We think of what we see with our eyes as being unmediated - we're just looking at stuff. But our brains, not our eyes, actually do a lot of the work of seeing. Sometimes, if we look at an image upside down, we can't quite figure out what it's an image of. So, although our eyes can perceive the image, we can't see it.
That could be why two different people can be eyewitnesses but have a very different understanding about what happened. One of them may not have understood what happened. Preconceptions can also play a part. If you think something is likely to happen, you're more likely to interpret what you see as being that event happening. Our minds are very good at filling in the gaps and making sense out of disorder, even when what we see actually is disordered.

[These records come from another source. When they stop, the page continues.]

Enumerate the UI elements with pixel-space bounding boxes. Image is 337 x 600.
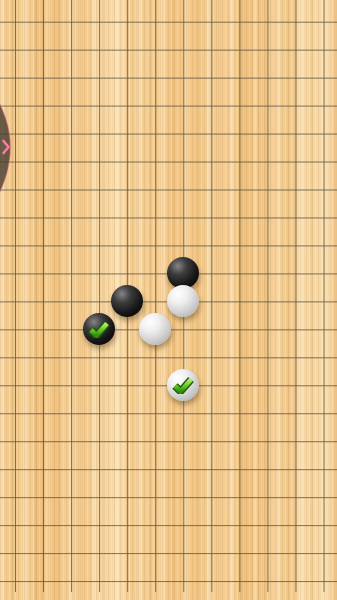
app-screen [0, 0, 337, 600]
stone-white [139, 313, 171, 345]
stone-white-last-move [167, 369, 199, 401]
check-icon [172, 376, 194, 394]
stone-black [111, 285, 143, 317]
game-board[interactable] [0, 0, 337, 600]
drawer-handle[interactable] [0, 103, 14, 193]
stone-black-last-move [83, 313, 115, 345]
stones-layer [0, 0, 337, 600]
check-icon [88, 320, 110, 338]
stone-white [167, 285, 199, 317]
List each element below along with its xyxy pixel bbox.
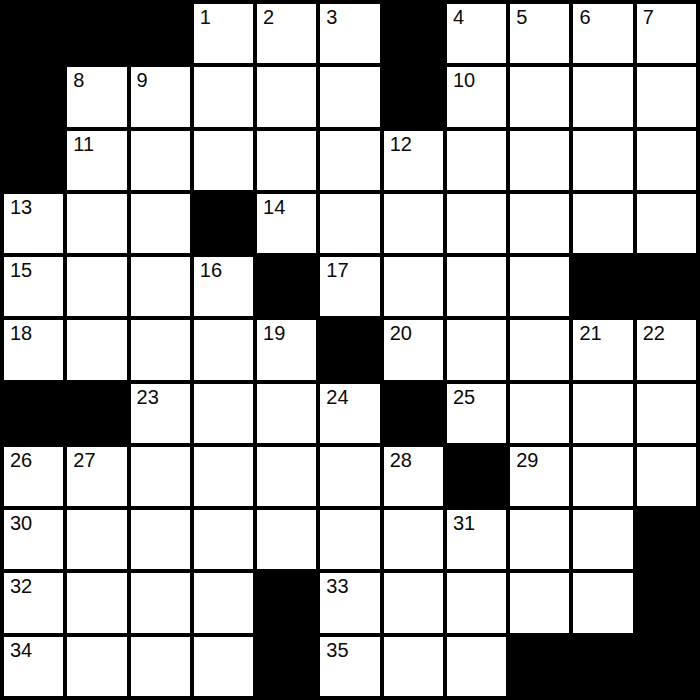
cell-r9c3[interactable] — [194, 573, 253, 632]
cell-r7c3[interactable] — [194, 447, 253, 506]
cell-r2c2[interactable] — [131, 131, 190, 190]
black-square — [257, 573, 316, 632]
black-square — [637, 573, 696, 632]
clue-number: 6 — [579, 5, 590, 29]
clue-number: 16 — [200, 258, 222, 282]
cell-r7c6[interactable]: 28 — [384, 447, 443, 506]
cell-r10c2[interactable] — [131, 637, 190, 696]
cell-r3c2[interactable] — [131, 194, 190, 253]
cell-r9c6[interactable] — [384, 573, 443, 632]
cell-r6c5[interactable]: 24 — [320, 384, 379, 443]
black-square — [4, 131, 63, 190]
cell-r8c4[interactable] — [257, 510, 316, 569]
cell-r8c2[interactable] — [131, 510, 190, 569]
cell-r0c3[interactable]: 1 — [194, 4, 253, 63]
cell-r4c6[interactable] — [384, 257, 443, 316]
clue-number: 13 — [10, 195, 32, 219]
cell-r6c10[interactable] — [637, 384, 696, 443]
cell-r3c6[interactable] — [384, 194, 443, 253]
cell-r6c9[interactable] — [573, 384, 632, 443]
cell-r0c9[interactable]: 6 — [573, 4, 632, 63]
clue-number: 19 — [263, 321, 285, 345]
clue-number: 28 — [390, 448, 412, 472]
clue-number: 35 — [326, 638, 348, 662]
cell-r9c9[interactable] — [573, 573, 632, 632]
clue-number: 34 — [10, 638, 32, 662]
black-square — [67, 4, 126, 63]
cell-r10c3[interactable] — [194, 637, 253, 696]
cell-r5c1[interactable] — [67, 320, 126, 379]
cell-r5c9[interactable]: 21 — [573, 320, 632, 379]
clue-number: 12 — [390, 132, 412, 156]
cell-r8c0[interactable]: 30 — [4, 510, 63, 569]
cell-r1c2[interactable]: 9 — [131, 67, 190, 126]
cell-r2c7[interactable] — [447, 131, 506, 190]
clue-number: 9 — [137, 68, 148, 92]
black-square — [637, 637, 696, 696]
clue-number: 7 — [643, 5, 654, 29]
cell-r3c10[interactable] — [637, 194, 696, 253]
clue-number: 31 — [453, 511, 475, 535]
black-square — [447, 447, 506, 506]
cell-r1c8[interactable] — [510, 67, 569, 126]
cell-r8c6[interactable] — [384, 510, 443, 569]
black-square — [637, 510, 696, 569]
clue-number: 10 — [453, 68, 475, 92]
cell-r1c10[interactable] — [637, 67, 696, 126]
clue-number: 32 — [10, 574, 32, 598]
cell-r3c0[interactable]: 13 — [4, 194, 63, 253]
clue-number: 20 — [390, 321, 412, 345]
cell-r2c6[interactable]: 12 — [384, 131, 443, 190]
clue-number: 24 — [326, 385, 348, 409]
clue-number: 14 — [263, 195, 285, 219]
cell-r1c5[interactable] — [320, 67, 379, 126]
cell-r3c8[interactable] — [510, 194, 569, 253]
clue-number: 30 — [10, 511, 32, 535]
cell-r4c3[interactable]: 16 — [194, 257, 253, 316]
cell-r7c5[interactable] — [320, 447, 379, 506]
black-square — [637, 257, 696, 316]
cell-r4c2[interactable] — [131, 257, 190, 316]
black-square — [320, 320, 379, 379]
cell-r5c2[interactable] — [131, 320, 190, 379]
cell-r7c9[interactable] — [573, 447, 632, 506]
cell-r4c8[interactable] — [510, 257, 569, 316]
cell-r5c10[interactable]: 22 — [637, 320, 696, 379]
cell-r0c5[interactable]: 3 — [320, 4, 379, 63]
cell-r6c8[interactable] — [510, 384, 569, 443]
cell-r10c5[interactable]: 35 — [320, 637, 379, 696]
clue-number: 26 — [10, 448, 32, 472]
cell-r0c4[interactable]: 2 — [257, 4, 316, 63]
cell-r3c1[interactable] — [67, 194, 126, 253]
cell-r7c0[interactable]: 26 — [4, 447, 63, 506]
cell-r8c1[interactable] — [67, 510, 126, 569]
cell-r5c0[interactable]: 18 — [4, 320, 63, 379]
black-square — [573, 257, 632, 316]
cell-r2c1[interactable]: 11 — [67, 131, 126, 190]
black-square — [384, 384, 443, 443]
cell-r8c8[interactable] — [510, 510, 569, 569]
black-square — [67, 384, 126, 443]
cell-r6c3[interactable] — [194, 384, 253, 443]
clue-number: 8 — [73, 68, 84, 92]
cell-r2c8[interactable] — [510, 131, 569, 190]
clue-number: 2 — [263, 5, 274, 29]
cell-r8c5[interactable] — [320, 510, 379, 569]
crossword-grid: 1234567891011121314151617181920212223242… — [0, 0, 700, 700]
cell-r7c10[interactable] — [637, 447, 696, 506]
clue-number: 21 — [579, 321, 601, 345]
cell-r9c8[interactable] — [510, 573, 569, 632]
cell-r5c7[interactable] — [447, 320, 506, 379]
cell-r1c9[interactable] — [573, 67, 632, 126]
cell-r10c0[interactable]: 34 — [4, 637, 63, 696]
clue-number: 5 — [516, 5, 527, 29]
black-square — [194, 194, 253, 253]
cell-r3c9[interactable] — [573, 194, 632, 253]
cell-r5c6[interactable]: 20 — [384, 320, 443, 379]
black-square — [4, 67, 63, 126]
clue-number: 17 — [326, 258, 348, 282]
clue-number: 33 — [326, 574, 348, 598]
black-square — [4, 384, 63, 443]
clue-number: 11 — [73, 132, 94, 156]
cell-r3c7[interactable] — [447, 194, 506, 253]
cell-r1c1[interactable]: 8 — [67, 67, 126, 126]
cell-r4c7[interactable] — [447, 257, 506, 316]
black-square — [510, 637, 569, 696]
clue-number: 27 — [73, 448, 95, 472]
cell-r7c4[interactable] — [257, 447, 316, 506]
cell-r9c1[interactable] — [67, 573, 126, 632]
cell-r6c7[interactable]: 25 — [447, 384, 506, 443]
cell-r3c4[interactable]: 14 — [257, 194, 316, 253]
clue-number: 1 — [200, 5, 211, 29]
cell-r9c2[interactable] — [131, 573, 190, 632]
cell-r2c10[interactable] — [637, 131, 696, 190]
clue-number: 4 — [453, 5, 464, 29]
cell-r2c4[interactable] — [257, 131, 316, 190]
clue-number: 18 — [10, 321, 32, 345]
clue-number: 22 — [643, 321, 665, 345]
cell-r2c3[interactable] — [194, 131, 253, 190]
cell-r4c0[interactable]: 15 — [4, 257, 63, 316]
black-square — [573, 637, 632, 696]
clue-number: 15 — [10, 258, 32, 282]
cell-r7c2[interactable] — [131, 447, 190, 506]
cell-r2c9[interactable] — [573, 131, 632, 190]
cell-r6c2[interactable]: 23 — [131, 384, 190, 443]
cell-r9c0[interactable]: 32 — [4, 573, 63, 632]
black-square — [257, 257, 316, 316]
cell-r5c4[interactable]: 19 — [257, 320, 316, 379]
clue-number: 23 — [137, 385, 159, 409]
cell-r1c3[interactable] — [194, 67, 253, 126]
cell-r10c7[interactable] — [447, 637, 506, 696]
black-square — [4, 4, 63, 63]
black-square — [131, 4, 190, 63]
cell-r0c7[interactable]: 4 — [447, 4, 506, 63]
cell-r7c8[interactable]: 29 — [510, 447, 569, 506]
cell-r1c7[interactable]: 10 — [447, 67, 506, 126]
cell-r0c8[interactable]: 5 — [510, 4, 569, 63]
clue-number: 25 — [453, 385, 475, 409]
cell-r10c6[interactable] — [384, 637, 443, 696]
cell-r6c4[interactable] — [257, 384, 316, 443]
cell-r0c10[interactable]: 7 — [637, 4, 696, 63]
cell-r5c3[interactable] — [194, 320, 253, 379]
black-square — [384, 4, 443, 63]
cell-r9c7[interactable] — [447, 573, 506, 632]
cell-r5c8[interactable] — [510, 320, 569, 379]
cell-r1c4[interactable] — [257, 67, 316, 126]
cell-r4c5[interactable]: 17 — [320, 257, 379, 316]
cell-r8c7[interactable]: 31 — [447, 510, 506, 569]
cell-r2c5[interactable] — [320, 131, 379, 190]
cell-r8c3[interactable] — [194, 510, 253, 569]
cell-r8c9[interactable] — [573, 510, 632, 569]
cell-r10c1[interactable] — [67, 637, 126, 696]
cell-r7c1[interactable]: 27 — [67, 447, 126, 506]
cell-r9c5[interactable]: 33 — [320, 573, 379, 632]
clue-number: 29 — [516, 448, 538, 472]
black-square — [384, 67, 443, 126]
cell-r3c5[interactable] — [320, 194, 379, 253]
clue-number: 3 — [326, 5, 337, 29]
cell-r4c1[interactable] — [67, 257, 126, 316]
black-square — [257, 637, 316, 696]
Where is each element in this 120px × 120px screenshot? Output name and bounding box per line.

I watched an interview of Siri Hustvedt - Siri Hustvedt Interview: Art is a Memory - in which she talks about how to look at or see art and the difference between visual art and writing. She says that writing is different in that, when you look at an image, you see everything all at once, but when you write about something, you have to provide the details in a serial format - this, then this, then this. And she talks about how, if she writes an essay about a work of art, she's not translating the image itself into written form, she's translating her experience of looking at the image into written form. Earlier in the interview she talked about that experience and about how it involves taking time to engage with the work of art. I think this relates to what I was thinking about recently and wrote about here - that art and other forms of creativity are more about the process than about the final result.